En 2017, malgré une hausse marquée de plus de 300 retards par rapport à 2016, les six lignes de trains du RTM ont obtenu un taux global de ponctualité de 95,5 % pour l’année complète.
En 2018, le réseau a approché – pas atteint – un tel niveau de ponctualité durant une seule semaine.
Et à au moins quatre reprises, le taux de ponctualité hebdomadaire de l’ensemble du réseau n’a même pas atteint 80 %.
Taux de ponctualité global
2015 : 95,8 %
2016 : 96,3 %
2017 : 95,5 %
2018 : 82,9 %*
* Du 1er janvier au 15 février seulement
Un redressement ?
Le 8 février dernier, quand Valérie et Marie-Claude ont fait leur étrange traversée de Laval vers « le plus loin qu’on pourra », les trains de Saint-Jérôme, Vaudreuil-Hudson et Deux-Montagnes ont tous connu des pépins majeurs. Dans cette seule journée, le RTM a enregistré des retards sur 37 de ses 150 départs, dont 11 sur la ligne de Saint-Jérôme.

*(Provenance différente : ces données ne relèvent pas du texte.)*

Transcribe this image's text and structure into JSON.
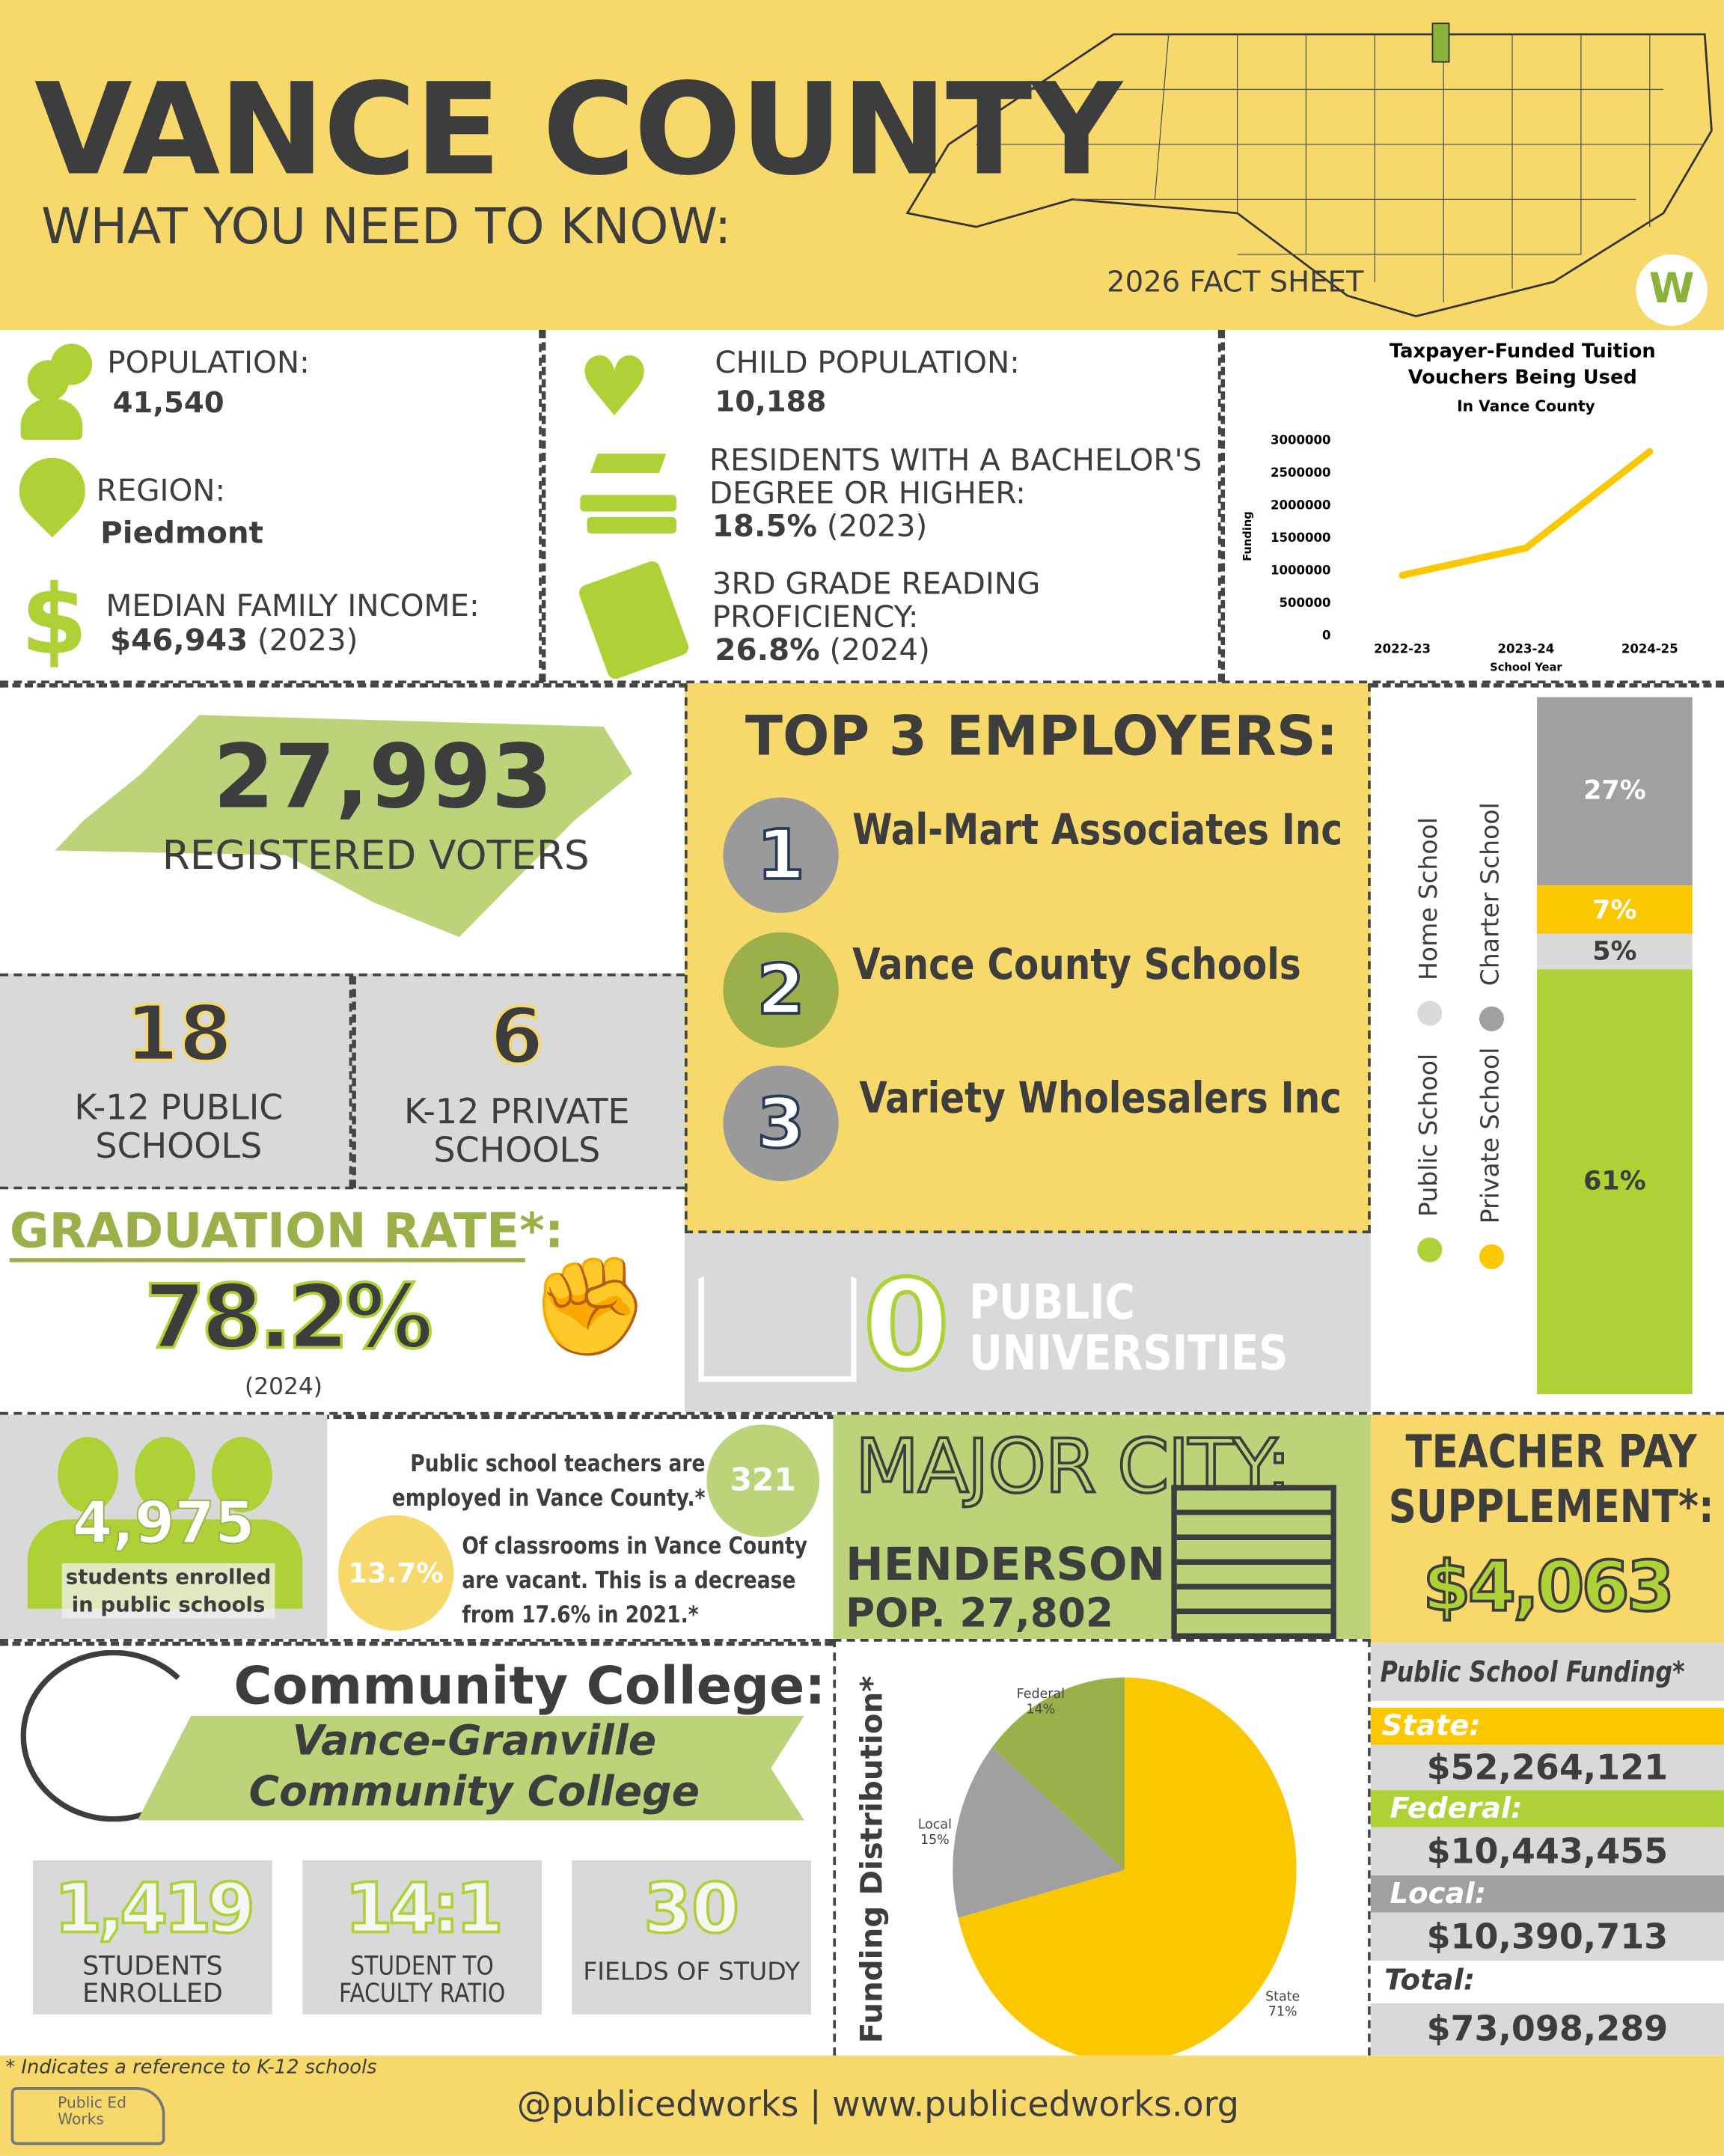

Le taux de ponctualité de la ligne est tombé à seulement 57,7 %, ce jour-là, et quatre des trains du RTM ont accusé plus d’une heure de retard, dont celui de ces deux résidantes de Blainville. C’était le point culminant de toute une semaine de service chaotique sur cette ligne.
Depuis, la situation semble s’être stabilisée. La semaine dernière, on ne comptait qu’un seul retard en cinq jours d’exploitation sur la ligne de Saint-Jérôme.
Sur la ligne de train de Candiac, on enregistre un score presque parfait depuis la mi-janvier, et des taux de performance de plus en plus encourageants sont notés sur les trains de Mont-Saint-Hilaire. Jadis la ligne la plus ponctuelle du réseau, sa fiabilité décline depuis juillet dernier, selon les données du RTM.
Comment s’expliquent ces irrégularités de service répétées sur les trains du RTM ? L’hiver n’explique pas tout. Les températures ne sont pas polaires depuis le début de février, mais les pannes et retards se multiplient quand même sur plusieurs lignes de train.
Le RTM a décliné une demande d’entrevue de La Presse, la semaine dernière.